World Book Day: Children's Role Models in Fiction

05 March 2020


Instilled with values such as kindness and bravery, honesty and self-belief, the heroes and heroines in fiction we grow up reading about can influence the kind of person we are and even the way we perceive the world.

In celebration of the positive influence of children’s literature, this World Book Day, we’ve put together a list of our favourite characters from fiction who we think are brilliant modern-day role models for boys and girls of all ages.


1. Rosie from Rosie Revere, Engineer by Andrea Beaty


Breaking gender conventions and motivating children to pursue their dreams, this delightful story of Rosie Revere’s quest to engineer a ‘Cheese Copter’ aircraft, teaches children that it’s through our failures that we come to achieve incredible things. Indeed, Rosie’s first attempts are not always a success, yet her self-belief and curiosity for learning demonstrates that you can achieve anything if you put your mind to it.


2. Auggie Pullman from Wonder by R.J Palacio

This SuperCamps favourite tells the story of 10-year old Auggie Pullman, who was born with a rare condition known as Treacher Collins Syndrome- a condition that causes severe facial disfigurement. Navigating high school for the first time, Auggie soon experiences the challenges of being accepted as an outsider. However, despite bullying, Auggie’s unwavering courage to make friends and remain positive, illustrates the power of compassion and kindness.



3. Hilda from Hilda and the Troll by Luke Pearson

This whimsical and wonderful graphic novel explores the adventures of Hilda: the fearless blue-haired explorer whose journeys take us to worlds where trolls, elves and talking crows roam. Overcoming disastrous situations through creative and often unconventional solutions, Hilda’s resourceful and imaginative approach to the adversities she faces inspires creativity and adventure.


4. Madeline from The Madeline Series by Ludwig Bemelmans 


This classic children’s picture book has withstood the test of time with its important messages around female friendship. Living in an all girls’ boarding school, Madeline uses her wit, charm and adventurous spirit to bring the girls together, leading them on a number of frivolous adventures. Despite certain hardships, Madeline’s endless positivity outshines even the gloomiest of circumstances.

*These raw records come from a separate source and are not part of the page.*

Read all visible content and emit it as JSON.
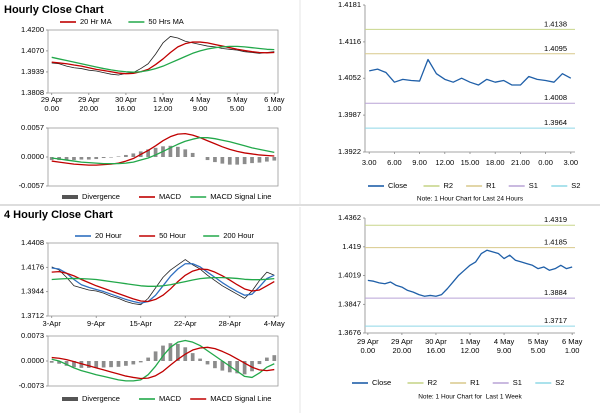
{
  "headings": [
    "Hourly Close Chart",
    "4 Hourly Close Chart"
  ],
  "chart_data": [
    {
      "type": "line",
      "categories": [
        "29 Apr\n0.00",
        null,
        null,
        null,
        null,
        "29 Apr\n20.00",
        null,
        null,
        null,
        null,
        "30 Apr\n16.00",
        null,
        null,
        null,
        null,
        "1 May\n12.00",
        null,
        null,
        null,
        null,
        "4 May\n9.00",
        null,
        null,
        null,
        null,
        "5 May\n5.00",
        null,
        null,
        null,
        null,
        "6 May\n1.00"
      ],
      "color": "#222222",
      "values": [
        1.3995,
        1.399,
        1.3975,
        1.3965,
        1.396,
        1.395,
        1.3945,
        1.3935,
        1.3925,
        1.392,
        1.393,
        1.3935,
        1.396,
        1.399,
        1.405,
        1.412,
        1.416,
        1.415,
        1.413,
        1.412,
        1.411,
        1.41,
        1.4095,
        1.4085,
        1.408,
        1.4075,
        1.4065,
        1.406,
        1.4055,
        1.406,
        1.4065
      ],
      "series": [
        {
          "name": "20 Hr MA",
          "color": "#c00000",
          "values": [
            1.4,
            1.3995,
            1.399,
            1.3982,
            1.3975,
            1.3965,
            1.3955,
            1.3948,
            1.394,
            1.3932,
            1.3928,
            1.393,
            1.394,
            1.3955,
            1.3985,
            1.402,
            1.406,
            1.4095,
            1.4115,
            1.4125,
            1.4125,
            1.412,
            1.411,
            1.41,
            1.409,
            1.408,
            1.4072,
            1.4065,
            1.406,
            1.4058,
            1.406
          ]
        },
        {
          "name": "50 Hrs MA",
          "color": "#22a84a",
          "values": [
            1.403,
            1.402,
            1.401,
            1.4,
            1.399,
            1.398,
            1.397,
            1.396,
            1.3952,
            1.3945,
            1.394,
            1.3938,
            1.394,
            1.3948,
            1.396,
            1.3975,
            1.3995,
            1.4015,
            1.4035,
            1.4055,
            1.407,
            1.4082,
            1.409,
            1.4095,
            1.4098,
            1.4098,
            1.4095,
            1.409,
            1.4085,
            1.408,
            1.4078
          ]
        }
      ],
      "ylim": [
        1.3808,
        1.42
      ],
      "yticks": [
        1.3808,
        1.3939,
        {
          "value": 1.407,
          "label": "1.4070"
        },
        {
          "value": 1.42,
          "label": "1.4200"
        }
      ]
    },
    {
      "type": "macd",
      "categories": [
        null,
        null,
        null,
        null,
        null,
        null,
        null,
        null,
        null,
        null,
        null,
        null,
        null,
        null,
        null,
        null,
        null,
        null,
        null,
        null,
        null,
        null,
        null,
        null,
        null,
        null,
        null,
        null,
        null,
        null,
        null
      ],
      "series": [
        {
          "name": "Divergence",
          "kind": "bar",
          "color": "#8c8c8c",
          "values": [
            -0.0006,
            -0.0006,
            -0.0006,
            -0.0006,
            -0.0005,
            -0.0005,
            -0.0004,
            -0.0002,
            -0.0001,
            0.0001,
            0.0004,
            0.0007,
            0.0011,
            0.0015,
            0.0018,
            0.0021,
            0.0022,
            0.002,
            0.0015,
            0.0008,
            0.0,
            -0.0006,
            -0.001,
            -0.0013,
            -0.0015,
            -0.0015,
            -0.0014,
            -0.0012,
            -0.0011,
            -0.0009,
            -0.0007
          ]
        },
        {
          "name": "MACD",
          "color": "#c00000",
          "values": [
            -0.0008,
            -0.001,
            -0.0012,
            -0.0014,
            -0.0015,
            -0.0016,
            -0.0016,
            -0.0015,
            -0.0014,
            -0.0012,
            -0.0008,
            -0.0003,
            0.0005,
            0.0013,
            0.0022,
            0.0032,
            0.004,
            0.0045,
            0.0046,
            0.0043,
            0.0038,
            0.0032,
            0.0026,
            0.002,
            0.0015,
            0.0011,
            0.0008,
            0.0006,
            0.0004,
            0.0003,
            0.0002
          ]
        },
        {
          "name": "MACD Signal Line",
          "color": "#22a84a",
          "values": [
            -0.0002,
            -0.0004,
            -0.0006,
            -0.0008,
            -0.001,
            -0.0011,
            -0.0012,
            -0.0013,
            -0.0013,
            -0.0013,
            -0.0012,
            -0.001,
            -0.0006,
            -0.0002,
            0.0004,
            0.0011,
            0.0018,
            0.0025,
            0.0031,
            0.0035,
            0.0038,
            0.0038,
            0.0036,
            0.0033,
            0.003,
            0.0026,
            0.0022,
            0.0018,
            0.0015,
            0.0012,
            0.0009
          ]
        }
      ],
      "ylim": [
        -0.0057,
        0.0057
      ],
      "yticks": [
        -0.0057,
        {
          "value": 0,
          "label": "0.0000"
        },
        0.0057
      ]
    },
    {
      "type": "line",
      "categories": [
        "3.00",
        null,
        null,
        "6.00",
        null,
        null,
        "9.00",
        null,
        null,
        "12.00",
        null,
        null,
        "15.00",
        null,
        null,
        "18.00",
        null,
        null,
        "21.00",
        null,
        null,
        "0.00",
        null,
        null,
        "3.00"
      ],
      "series": [
        {
          "name": "Close",
          "color": "#1f5fa8",
          "values": [
            1.4065,
            1.4068,
            1.4062,
            1.4045,
            1.405,
            1.4048,
            1.4047,
            1.4085,
            1.406,
            1.405,
            1.4045,
            1.4052,
            1.4045,
            1.404,
            1.405,
            1.4045,
            1.4048,
            1.404,
            1.404,
            1.4055,
            1.405,
            1.4048,
            1.4045,
            1.406,
            1.4052
          ]
        },
        {
          "name": "R2",
          "color": "#c8d68c",
          "value": 1.4138
        },
        {
          "name": "R1",
          "color": "#d8c98c",
          "value": 1.4095
        },
        {
          "name": "S1",
          "color": "#b9a3d6",
          "value": 1.4008
        },
        {
          "name": "S2",
          "color": "#8fd8e6",
          "value": 1.3964
        }
      ],
      "ylim": [
        1.3922,
        1.4181
      ],
      "yticks": [
        1.3922,
        1.3987,
        1.4052,
        1.4116,
        1.4181
      ],
      "note": "Note: 1 Hour Chart for Last 24 Hours"
    },
    {
      "type": "line",
      "categories": [
        "3-Apr",
        null,
        null,
        null,
        null,
        null,
        "9-Apr",
        null,
        null,
        null,
        null,
        null,
        "15-Apr",
        null,
        null,
        null,
        null,
        null,
        "22-Apr",
        null,
        null,
        null,
        null,
        null,
        "28-Apr",
        null,
        null,
        null,
        null,
        null,
        "4-May"
      ],
      "color": "#222222",
      "values": [
        1.418,
        1.415,
        1.408,
        1.4,
        1.398,
        1.396,
        1.395,
        1.393,
        1.39,
        1.388,
        1.385,
        1.383,
        1.382,
        1.388,
        1.398,
        1.408,
        1.415,
        1.42,
        1.425,
        1.42,
        1.416,
        1.41,
        1.405,
        1.4,
        1.396,
        1.392,
        1.388,
        1.395,
        1.405,
        1.413,
        1.41
      ],
      "series": [
        {
          "name": "20 Hour",
          "color": "#2f6fc0",
          "values": [
            1.417,
            1.416,
            1.412,
            1.406,
            1.401,
            1.3985,
            1.3965,
            1.3945,
            1.392,
            1.3895,
            1.387,
            1.385,
            1.3835,
            1.385,
            1.391,
            1.4,
            1.409,
            1.416,
            1.421,
            1.421,
            1.418,
            1.413,
            1.408,
            1.403,
            1.3985,
            1.3945,
            1.391,
            1.392,
            1.399,
            1.407,
            1.41
          ]
        },
        {
          "name": "50 Hour",
          "color": "#c00000",
          "values": [
            1.413,
            1.4135,
            1.412,
            1.4095,
            1.406,
            1.403,
            1.4,
            1.3975,
            1.395,
            1.3925,
            1.39,
            1.3875,
            1.3855,
            1.385,
            1.387,
            1.391,
            1.397,
            1.404,
            1.41,
            1.414,
            1.416,
            1.4155,
            1.413,
            1.4095,
            1.4055,
            1.401,
            1.397,
            1.395,
            1.396,
            1.4,
            1.404
          ]
        },
        {
          "name": "200 Hour",
          "color": "#22a84a",
          "values": [
            1.406,
            1.4065,
            1.4068,
            1.407,
            1.4068,
            1.4065,
            1.406,
            1.405,
            1.404,
            1.403,
            1.402,
            1.401,
            1.4,
            1.3995,
            1.3995,
            1.4,
            1.401,
            1.4025,
            1.404,
            1.4055,
            1.4068,
            1.4075,
            1.4078,
            1.4078,
            1.4075,
            1.407,
            1.4062,
            1.4058,
            1.4058,
            1.4062,
            1.4068
          ]
        }
      ],
      "ylim": [
        1.3712,
        1.4408
      ],
      "yticks": [
        1.3712,
        1.3944,
        1.4176,
        1.4408
      ]
    },
    {
      "type": "macd",
      "categories": [
        null,
        null,
        null,
        null,
        null,
        null,
        null,
        null,
        null,
        null,
        null,
        null,
        null,
        null,
        null,
        null,
        null,
        null,
        null,
        null,
        null,
        null,
        null,
        null,
        null,
        null,
        null,
        null,
        null,
        null,
        null
      ],
      "series": [
        {
          "name": "Divergence",
          "kind": "bar",
          "color": "#8c8c8c",
          "values": [
            -0.0005,
            -0.0008,
            -0.0014,
            -0.0018,
            -0.002,
            -0.002,
            -0.002,
            -0.0019,
            -0.0018,
            -0.0017,
            -0.0014,
            -0.001,
            -0.0004,
            0.001,
            0.0028,
            0.0045,
            0.0052,
            0.005,
            0.004,
            0.0023,
            0.0007,
            -0.001,
            -0.0021,
            -0.0028,
            -0.0033,
            -0.0036,
            -0.0039,
            -0.003,
            -0.0009,
            0.001,
            0.0017
          ]
        },
        {
          "name": "MACD",
          "color": "#22a84a",
          "values": [
            0.0005,
            0.0,
            -0.001,
            -0.002,
            -0.0028,
            -0.0034,
            -0.004,
            -0.0045,
            -0.005,
            -0.0055,
            -0.0058,
            -0.0058,
            -0.0055,
            -0.004,
            -0.0015,
            0.0015,
            0.004,
            0.0055,
            0.006,
            0.0055,
            0.0045,
            0.003,
            0.0015,
            0.0,
            -0.0015,
            -0.003,
            -0.0045,
            -0.0048,
            -0.0035,
            -0.0018,
            -0.0008
          ]
        },
        {
          "name": "MACD Signal Line",
          "color": "#c00000",
          "values": [
            0.001,
            0.0008,
            0.0004,
            -0.0002,
            -0.0008,
            -0.0014,
            -0.002,
            -0.0026,
            -0.0032,
            -0.0038,
            -0.0044,
            -0.0048,
            -0.0051,
            -0.005,
            -0.0043,
            -0.003,
            -0.0012,
            0.0005,
            0.002,
            0.0032,
            0.0038,
            0.004,
            0.0036,
            0.0028,
            0.0018,
            0.0006,
            -0.0006,
            -0.0018,
            -0.0026,
            -0.0028,
            -0.0025
          ]
        }
      ],
      "ylim": [
        -0.0073,
        0.0073
      ],
      "yticks": [
        -0.0073,
        {
          "value": 0,
          "label": "0.0000"
        },
        0.0073
      ]
    },
    {
      "type": "line",
      "categories": [
        "29 Apr\n0.00",
        null,
        null,
        null,
        null,
        null,
        "29 Apr\n20.00",
        null,
        null,
        null,
        null,
        null,
        "30 Apr\n16.00",
        null,
        null,
        null,
        null,
        null,
        "1 May\n12.00",
        null,
        null,
        null,
        null,
        null,
        "4 May\n9.00",
        null,
        null,
        null,
        null,
        null,
        "5 May\n5.00",
        null,
        null,
        null,
        null,
        null,
        "6 May\n1.00"
      ],
      "series": [
        {
          "name": "Close",
          "color": "#1f5fa8",
          "values": [
            1.399,
            1.3985,
            1.3975,
            1.397,
            1.398,
            1.396,
            1.395,
            1.393,
            1.392,
            1.3905,
            1.3895,
            1.39,
            1.3895,
            1.3905,
            1.394,
            1.398,
            1.402,
            1.405,
            1.408,
            1.41,
            1.415,
            1.417,
            1.416,
            1.415,
            1.412,
            1.414,
            1.411,
            1.41,
            1.409,
            1.408,
            1.406,
            1.407,
            1.405,
            1.406,
            1.408,
            1.406,
            1.407
          ]
        },
        {
          "name": "R2",
          "color": "#c8d68c",
          "value": 1.4319
        },
        {
          "name": "R1",
          "color": "#d8c98c",
          "value": 1.4185
        },
        {
          "name": "S1",
          "color": "#b9a3d6",
          "value": 1.3884
        },
        {
          "name": "S2",
          "color": "#8fd8e6",
          "value": 1.3717
        }
      ],
      "ylim": [
        1.3676,
        1.4362
      ],
      "yticks": [
        1.3676,
        1.3847,
        1.4019,
        1.419,
        1.4362
      ],
      "note": "Note: 1 Hour Chart for  Last 1 Week"
    }
  ]
}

5. Charlie Bucket from Charlie and the Chocolate Factory by Roald Dahl


Another children’s classic, the values of honesty, courage and selflessness that Charlie Bucket stands for are explored through Dahl’s marvelously eccentric novel. It is these character traits that Mr. Wonka recognises in Charlie and that ultimately leads him to inheriting the chocolate factory. Always putting others before himself, Charlie doesn't allow this incredible prize to earn his own happiness, but also that of his family.